The semester has started and development of my simulation continues. Last semester I left the project in a state where I could deploy the simulation using SpatialOS, however it only ran on one virtual machine so only served as a demonstration of my understanding of the SpatialOS pipeline. I did have a multi-worker deployment but the lack of communication between the workers was a big issue and was my priority going into this year.
After thinking about the problem, I identified two key needs. The first is the creation of a data structure which would hold all of the information about a body which would be distributed. This structure would hold the minimum amount of data possible to make the solution scalable without using excess bandwidth. The key pieces of data required are the mass of the body and the position of the centre of mass. Additionally, the data structure could be combined with other local objects to produce a compound structure which holds the combined mass and centre of mass for a group of bodies. This would make the accuracy of the simulation lower, as the exact position of individual bodies is required for a true simulation of gravity, but the network usage performance gains could be enough to outweigh the negative effects.
The second key need would be a simulation manager, a global object which would control the passing of the data structures so that each body, or group of bodies, has enough information about the rest of the system. This problem is not as easily designed around. The global manager would have to be managed by a worker which means that it does not have continuous access to data originating from other workers.
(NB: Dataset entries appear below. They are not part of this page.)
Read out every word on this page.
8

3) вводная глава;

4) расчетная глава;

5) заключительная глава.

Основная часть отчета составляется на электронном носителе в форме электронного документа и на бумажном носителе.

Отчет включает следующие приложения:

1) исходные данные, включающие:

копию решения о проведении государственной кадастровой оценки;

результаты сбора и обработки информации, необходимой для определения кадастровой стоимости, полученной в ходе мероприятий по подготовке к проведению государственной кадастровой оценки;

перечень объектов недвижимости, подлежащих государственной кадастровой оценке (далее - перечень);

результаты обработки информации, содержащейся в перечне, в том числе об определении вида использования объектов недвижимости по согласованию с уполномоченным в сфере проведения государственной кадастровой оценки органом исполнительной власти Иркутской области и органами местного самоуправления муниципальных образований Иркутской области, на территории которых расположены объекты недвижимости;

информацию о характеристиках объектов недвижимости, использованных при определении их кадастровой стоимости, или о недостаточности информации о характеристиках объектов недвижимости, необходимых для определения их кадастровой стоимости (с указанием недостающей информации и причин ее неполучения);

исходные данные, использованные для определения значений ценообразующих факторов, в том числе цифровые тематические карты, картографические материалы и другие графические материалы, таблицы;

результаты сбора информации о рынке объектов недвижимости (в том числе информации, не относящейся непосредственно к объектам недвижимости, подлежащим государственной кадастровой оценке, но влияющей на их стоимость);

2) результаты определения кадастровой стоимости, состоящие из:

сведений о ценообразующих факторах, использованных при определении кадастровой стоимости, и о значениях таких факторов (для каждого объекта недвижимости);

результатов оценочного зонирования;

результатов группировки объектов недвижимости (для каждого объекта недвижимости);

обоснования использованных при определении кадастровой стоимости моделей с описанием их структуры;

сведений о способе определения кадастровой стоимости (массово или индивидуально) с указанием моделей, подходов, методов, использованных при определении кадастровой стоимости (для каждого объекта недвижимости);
To access this data, queries would need to be sent through the SpatialOS platform. SpatialOS provides Streaming Queries which are specifically for use by objects which need regular updates about other objects in the world, rather than regular Queries which are for infrequent requests to various objects. However, the regularity these are designed for is completely different to the regularity required by this simulation. This feature is designed for periodic (~2.0 seconds) updates about newly available information, rather than frame-by-frame updates needed for the calculations being performed.
Whilst this could still potentially work, all the accuracy and performance of the simulation would be completely lost and it would certainly not be scalable. The aims of this project are to test how SpatialOS can be used to run a performant and accurate scientific simulation. Getting used to SpatialOS’s unique design and programming patterns has been written about and there’s lots of helpful discussion on their website. In particular this blog talks about how do rethink world management in a way that agents are their own manages and do not rely on any global manager. Fortunately for these developers, they were developing a city simulation which has great granularity with little need for agents in vastly different physical locations to interact with one another. Unlike the n-body gravity simulation.
I came to the realisation that it would probably be best to cut my losses and start work on a different simulation model, something that was more inherently suited to way in which SpatialOS is designed. My next tasks are to speak with my supervisor to see if this is feasible at this stage and to see if she has any suggestions on alternate simulations.